Sometimes while the angry customer is venting, you’ll be able to latch right on to the problem because it’s clear-cut. Something is broken. Or late. Or he thinks a promise has been broken.

But sometimes in the middle of all that rage, it’s tough to comprehend the bottom-line issue. This is a good place for some specific questions. Ask the customer to give you some details. “What day did he order it, when exactly was it promised. What is his situation at the moment?” These kind of questions force the customer to think about facts instead of his/her feelings about those facts. So, you interject a more rational kind of conversation. Think of this step of the process as cutting through the white of the egg to get to the yolk at the center.

It’s important, when you think you understand the details, to restate the problem.

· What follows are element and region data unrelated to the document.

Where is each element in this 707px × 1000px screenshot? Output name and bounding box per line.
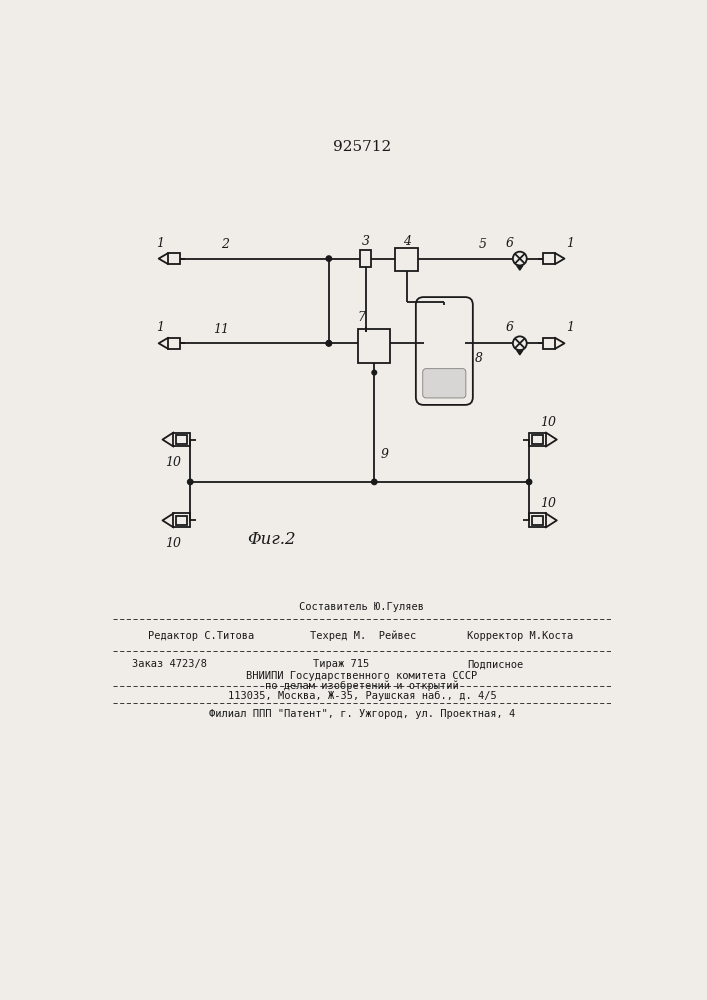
Bar: [173, 433, 190, 446]
Text: Составитель Ю.Гуляев: Составитель Ю.Гуляев: [300, 602, 424, 612]
Text: Редактор С.Титова: Редактор С.Титова: [148, 631, 254, 641]
Bar: [543, 253, 555, 264]
Text: 6: 6: [506, 237, 514, 250]
Text: 10: 10: [165, 537, 181, 550]
Bar: [532, 516, 543, 525]
Bar: [358, 329, 390, 363]
Text: Корректор М.Коста: Корректор М.Коста: [467, 631, 573, 641]
Text: ВНИИПИ Государственного комитета СССР: ВНИИПИ Государственного комитета СССР: [246, 671, 477, 681]
Text: 3: 3: [362, 235, 370, 248]
Text: Техред М.  Рейвес: Техред М. Рейвес: [310, 631, 416, 641]
Circle shape: [526, 479, 532, 485]
Bar: [543, 338, 555, 349]
Text: 1: 1: [566, 321, 575, 334]
Bar: [176, 516, 187, 525]
Polygon shape: [517, 350, 523, 355]
Text: по делам изобретений и открытий: по делам изобретений и открытий: [265, 681, 459, 691]
Circle shape: [372, 370, 377, 375]
Text: 7: 7: [358, 311, 366, 324]
Text: 11: 11: [213, 323, 229, 336]
Bar: [395, 248, 418, 271]
Bar: [168, 338, 180, 349]
Text: 10: 10: [540, 497, 556, 510]
FancyBboxPatch shape: [423, 369, 466, 398]
Circle shape: [326, 256, 332, 261]
Text: 925712: 925712: [333, 140, 391, 154]
Bar: [529, 433, 546, 446]
Text: 9: 9: [381, 448, 389, 461]
Text: 10: 10: [165, 456, 181, 469]
Text: Тираж 715: Тираж 715: [313, 659, 370, 669]
Bar: [168, 253, 180, 264]
Text: 5: 5: [479, 238, 487, 251]
Circle shape: [372, 479, 377, 485]
Bar: [173, 513, 190, 527]
Text: 8: 8: [475, 352, 483, 365]
Bar: [360, 250, 371, 267]
Circle shape: [326, 341, 332, 346]
Bar: [532, 435, 543, 444]
Text: 113035, Москва, Ж-35, Раушская наб., д. 4/5: 113035, Москва, Ж-35, Раушская наб., д. …: [228, 691, 496, 701]
Text: Подписное: Подписное: [467, 659, 524, 669]
Text: 6: 6: [506, 321, 514, 334]
Circle shape: [326, 341, 332, 346]
Circle shape: [187, 479, 193, 485]
Polygon shape: [517, 266, 523, 270]
Text: Заказ 4723/8: Заказ 4723/8: [132, 659, 207, 669]
Text: Филиал ППП "Патент", г. Ужгород, ул. Проектная, 4: Филиал ППП "Патент", г. Ужгород, ул. Про…: [209, 709, 515, 719]
Text: 1: 1: [566, 237, 575, 250]
Bar: [529, 513, 546, 527]
Text: 2: 2: [221, 238, 229, 251]
Text: Φиг.2: Φиг.2: [247, 531, 296, 548]
Text: 1: 1: [156, 321, 164, 334]
Text: 1: 1: [156, 237, 164, 250]
Text: 10: 10: [540, 416, 556, 429]
Text: 4: 4: [402, 235, 411, 248]
Bar: [176, 435, 187, 444]
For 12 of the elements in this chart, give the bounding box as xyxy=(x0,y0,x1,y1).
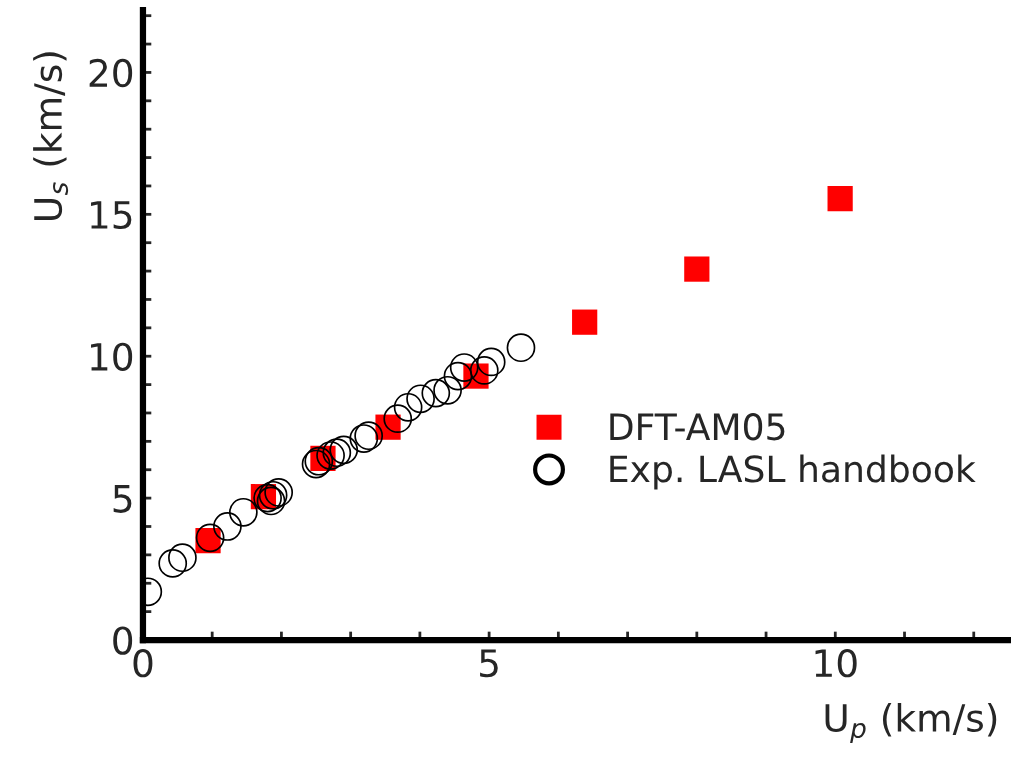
y-tick-label: 5 xyxy=(113,485,132,513)
y-axis-title: U$_{s}$ (km/s) xyxy=(33,52,69,220)
legend-label: DFT-AM05 xyxy=(610,413,785,441)
x-tick-label: 10 xyxy=(815,649,857,678)
x-tick-label: 0 xyxy=(133,649,153,678)
y-tick-label: 20 xyxy=(89,58,133,88)
x-tick-label: 5 xyxy=(480,649,498,678)
legend-label: Exp. LASL handbook xyxy=(610,454,976,490)
x-axis-title: U$_{p}$ (km/s) xyxy=(825,703,997,744)
y-tick-label: 10 xyxy=(91,342,133,371)
y-tick-label: 0 xyxy=(113,626,133,655)
y-tick-label: 15 xyxy=(91,201,132,230)
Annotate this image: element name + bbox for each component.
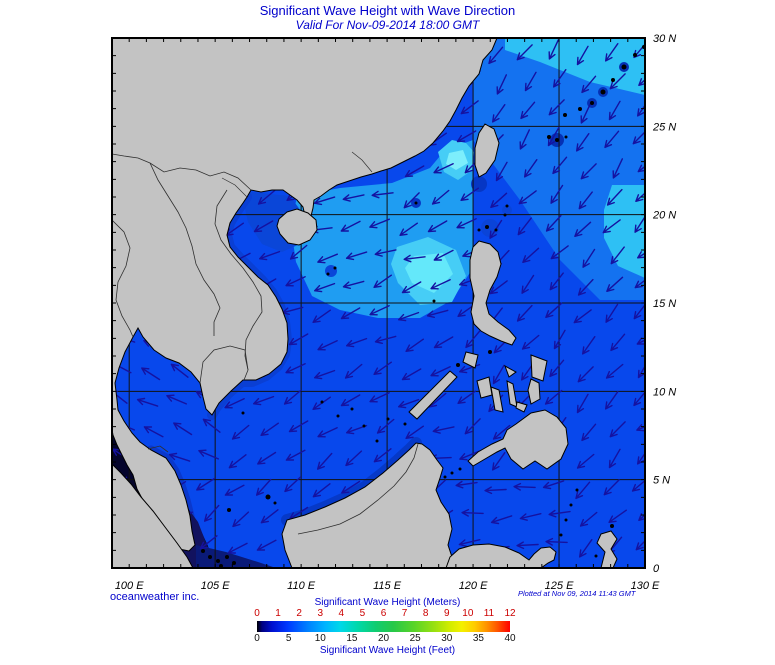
colorbar-meters-tick: 12 — [504, 608, 516, 619]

You can say, “Let me see if I have this right. You were promised delivery last Friday, because you need it for an important project this coming week. But you haven’t received our product yet. Is that correct?”

He will probably acknowledge that you’ve sized up the situation correctly. Or, he may say, “No, that’s not right” and then proceed to explain further. In either case the outcome is good, because you will eventually understand his situation correctly, and have him tell you that “Yes, that’s right.”

And at that point you can apologize. Some people believe that an apology is an acknowledgment of wrongdoing. But you can appreciate and apologize for the customer’s inconvenience without pointing fingers. Just say, “Mr. Brady, I’m sorry this has happened.” Or “Mr. Brady. I understand this must be very frustrating. Let’s just see what we can do fix it, OK?”

3. AVOID BLAME.

You don’t want to blame the customer by saying something like “Are you sure you understood the price and delivery date correctly?” This will just ignite his anger all over again because you are questioning his credibility and truth-telling.

And you don’t want to blame your company or your suppliers Never say, “I’m not surprised your invoice was wrong. It’s been happening a lot.” Or, “Yes, our backorders are way behind.”

In general, you AVOID BLAME. Which is different than acknowledging responsibility. For example, if you know, for a fact, a mistake has been made, you can acknowledge it and apologize for it. “Mr. Brady, clearly there’s a problem here with our performance. I can’t change that, but let me see what I can do to help you out because I understand how important your project is.”

4. RESOLVE THE PROBLEM.

Now you’re at the heart of the egg. You won’t always be able to fix the problem perfectly. And you may need more time than a single phone call. But it’s critical to leave the irate customer with the understanding that your goal is to resolve the problem. You may need to say, “I’m going to need to make some phone calls.” If you do, give the customer an idea of when you’ll get back to him: “Later this afternoon.” Or “First thing in the morning.”

Then do it. Make the phone calls. Get the information. Find out what you can do for this customer and do it. Then follow up with the customer when you said you would. Even if you don’t have all the information you need, call when you said you would and at least let him know what you’ve done, what you’re working on and what your next step will be. Let the customer know that he and his business are important to you, that you understand his frustration, and that you’re working hard to get things fixed.

Use the tools of respect and empathy, and the “crack the egg” process, and you’ll move your professionalism up a notch.